Curzon, Contacts & Contexts: Engaging with Imperial Histories at Kedleston Hall – CALL FOR PAPERS

Date / time: 7 March, 12:00 pm

Curzon, Contacts & Contexts: Engaging with Imperial Histories at Kedleston Hall - CALL FOR PAPERS

 

Call for Papers, deadline – 7 March 2025, 12 pm

A passionate advocate for British imperial power, Lord Curzon (1859-1925) believed in his and Britain’s right to rule. Through his travels and political career, he wielded, antagonised, reformed, informed and expressed British power. Marking the centenary of Curzon’s death in 1925, this international symposium will seek to follow Curzon’s interactions with and in the British Empire. Whilst recognising his impact on Britain, its empire, and the world, it looks to move beyond Curzon as the sole protagonist of these histories.

We invite scholars and heritage professionals to contribute to two days of discussion at the University of Derby and Curzon’s ancestral seat, Kedleston Hall, which holds a museum dedicated to his colonial collection. Through critical engagement with the many aspects of Curzon’s relationship to the British Empire, we seek to bring marginal and global perspectives to the fore.

Our aim for the workshop is to bring together these deeply contextualised histories, that will ground interdisciplinary discussions.

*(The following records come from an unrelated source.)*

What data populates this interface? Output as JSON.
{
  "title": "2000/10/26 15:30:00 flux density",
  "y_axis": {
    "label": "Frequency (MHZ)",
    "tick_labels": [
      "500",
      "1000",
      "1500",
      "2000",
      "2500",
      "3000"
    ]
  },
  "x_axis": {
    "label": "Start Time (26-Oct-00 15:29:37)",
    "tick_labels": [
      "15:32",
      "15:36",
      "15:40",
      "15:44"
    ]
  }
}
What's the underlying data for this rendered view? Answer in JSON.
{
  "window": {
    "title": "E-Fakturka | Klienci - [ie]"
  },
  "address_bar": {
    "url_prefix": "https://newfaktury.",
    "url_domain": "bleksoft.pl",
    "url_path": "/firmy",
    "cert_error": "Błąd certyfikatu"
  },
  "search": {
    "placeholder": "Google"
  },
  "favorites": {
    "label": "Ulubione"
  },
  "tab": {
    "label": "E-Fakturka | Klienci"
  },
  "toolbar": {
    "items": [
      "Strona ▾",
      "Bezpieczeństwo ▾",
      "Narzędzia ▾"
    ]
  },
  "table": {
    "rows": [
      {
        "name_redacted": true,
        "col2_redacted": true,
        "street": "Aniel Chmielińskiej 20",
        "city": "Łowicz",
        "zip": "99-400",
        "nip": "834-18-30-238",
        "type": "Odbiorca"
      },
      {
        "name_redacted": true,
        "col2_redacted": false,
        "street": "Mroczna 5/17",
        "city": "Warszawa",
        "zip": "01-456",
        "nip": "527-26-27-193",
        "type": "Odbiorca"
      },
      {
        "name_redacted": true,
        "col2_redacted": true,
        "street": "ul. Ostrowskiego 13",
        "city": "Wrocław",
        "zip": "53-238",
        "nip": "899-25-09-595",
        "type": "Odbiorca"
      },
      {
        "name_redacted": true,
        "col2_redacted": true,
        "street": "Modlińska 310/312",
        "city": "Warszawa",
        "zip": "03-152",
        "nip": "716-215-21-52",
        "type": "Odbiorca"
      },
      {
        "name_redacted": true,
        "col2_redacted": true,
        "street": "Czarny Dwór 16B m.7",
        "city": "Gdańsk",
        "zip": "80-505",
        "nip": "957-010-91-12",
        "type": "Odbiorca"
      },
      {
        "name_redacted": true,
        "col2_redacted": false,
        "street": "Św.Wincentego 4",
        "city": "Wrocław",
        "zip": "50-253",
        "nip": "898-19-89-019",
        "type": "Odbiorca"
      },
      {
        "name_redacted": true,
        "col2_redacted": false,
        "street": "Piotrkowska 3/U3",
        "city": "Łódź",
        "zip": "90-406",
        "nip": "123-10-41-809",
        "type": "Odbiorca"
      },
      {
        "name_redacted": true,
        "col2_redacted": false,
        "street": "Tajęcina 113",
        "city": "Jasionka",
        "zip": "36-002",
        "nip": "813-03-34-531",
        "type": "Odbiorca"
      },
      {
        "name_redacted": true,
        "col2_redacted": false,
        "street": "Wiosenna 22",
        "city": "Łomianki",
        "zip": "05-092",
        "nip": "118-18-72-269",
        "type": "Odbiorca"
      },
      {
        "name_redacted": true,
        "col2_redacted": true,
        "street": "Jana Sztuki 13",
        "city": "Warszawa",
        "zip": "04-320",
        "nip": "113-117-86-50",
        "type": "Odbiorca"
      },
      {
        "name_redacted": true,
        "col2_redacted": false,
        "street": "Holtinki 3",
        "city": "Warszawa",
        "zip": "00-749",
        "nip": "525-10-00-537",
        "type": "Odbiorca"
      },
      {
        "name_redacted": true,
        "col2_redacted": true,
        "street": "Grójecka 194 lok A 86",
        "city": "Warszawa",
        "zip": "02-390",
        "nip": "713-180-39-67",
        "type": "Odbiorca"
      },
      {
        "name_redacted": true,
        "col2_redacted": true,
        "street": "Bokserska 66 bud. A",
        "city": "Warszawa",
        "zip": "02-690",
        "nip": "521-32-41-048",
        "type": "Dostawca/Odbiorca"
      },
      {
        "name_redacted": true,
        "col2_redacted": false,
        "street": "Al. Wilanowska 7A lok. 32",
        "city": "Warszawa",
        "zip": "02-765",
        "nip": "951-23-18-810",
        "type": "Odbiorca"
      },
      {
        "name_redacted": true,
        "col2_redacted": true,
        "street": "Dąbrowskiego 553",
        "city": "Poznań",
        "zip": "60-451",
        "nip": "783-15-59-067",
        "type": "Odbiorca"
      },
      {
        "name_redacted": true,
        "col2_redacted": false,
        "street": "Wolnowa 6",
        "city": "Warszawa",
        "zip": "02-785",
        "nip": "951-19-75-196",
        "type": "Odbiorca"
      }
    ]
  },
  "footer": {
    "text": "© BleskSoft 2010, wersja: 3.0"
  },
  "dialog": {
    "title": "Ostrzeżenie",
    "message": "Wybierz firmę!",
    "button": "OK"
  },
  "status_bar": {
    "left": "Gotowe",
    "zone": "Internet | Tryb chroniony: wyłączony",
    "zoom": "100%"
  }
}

By sharing our disparate expertise, we seek to enrich our collective understandings of Curzon, Kedleston, the Museum and the objects within it, connecting their imperial contact points and contexts. The first day will conclude with a visit to Kedleston Hall, to see the museum and enjoy a drinks reception and a keynote address from Professor Durba Ghosh, Cornell University.

We are seeking proposals from researchers and heritage professionals for:

  • 10 minute contextual talks – these can be an introduction to a relevant topic or an exploration of a case study related to the themes of the symposium
  • 20 or 30 minute research papers – these should be traditional papers presenting new research or perspectives on a relevant subject to the themes of the symposium

Possible themes and topics include, but are not limited to:

  • commemoration, memorials, monuments
  • restoration, historic preservation
  • diplomacy, ceremony, tradition
  • collecting, display, museums
  • object itineraries or biographies, material histories
  • metropole and colony, frontiers, borders
  • war, violence, invasion, conflict
  • resistance, opposition to colonial rule
  • politics, administration, bureaucracy, the state

To be considered for this workshop please email curzoncentenarysymposium@gmail.com with a 150-word bio and a 250-word abstract by 12 noon 7 March GMT.

About the organisers:

  • Dr Oliver Godsmark is a historian of late colonial and early postcolonial South Asia and its diaspora, who has worked with various heritage organisations in Derbyshire to capture intersections between its local and global histories.
  • Dr Rebekah Hodgkinson is a postdoctoral research assistant at the University of Oxford. Her PhD research on the National Trust’s institutional history uses Lord Curzon as a case study to understand the influence of imperialism on the construction of British heritage.
  • Charlotte Johnson is an AHRC M4C-funded PhD student, co-supervised by the University of Birmingham and the National Trust. Her thesis explores the history of the ‘Eastern Museum’ at Kedleston and the objects within it. Before commencing her PhD research she held curatorial positions at museums and country houses.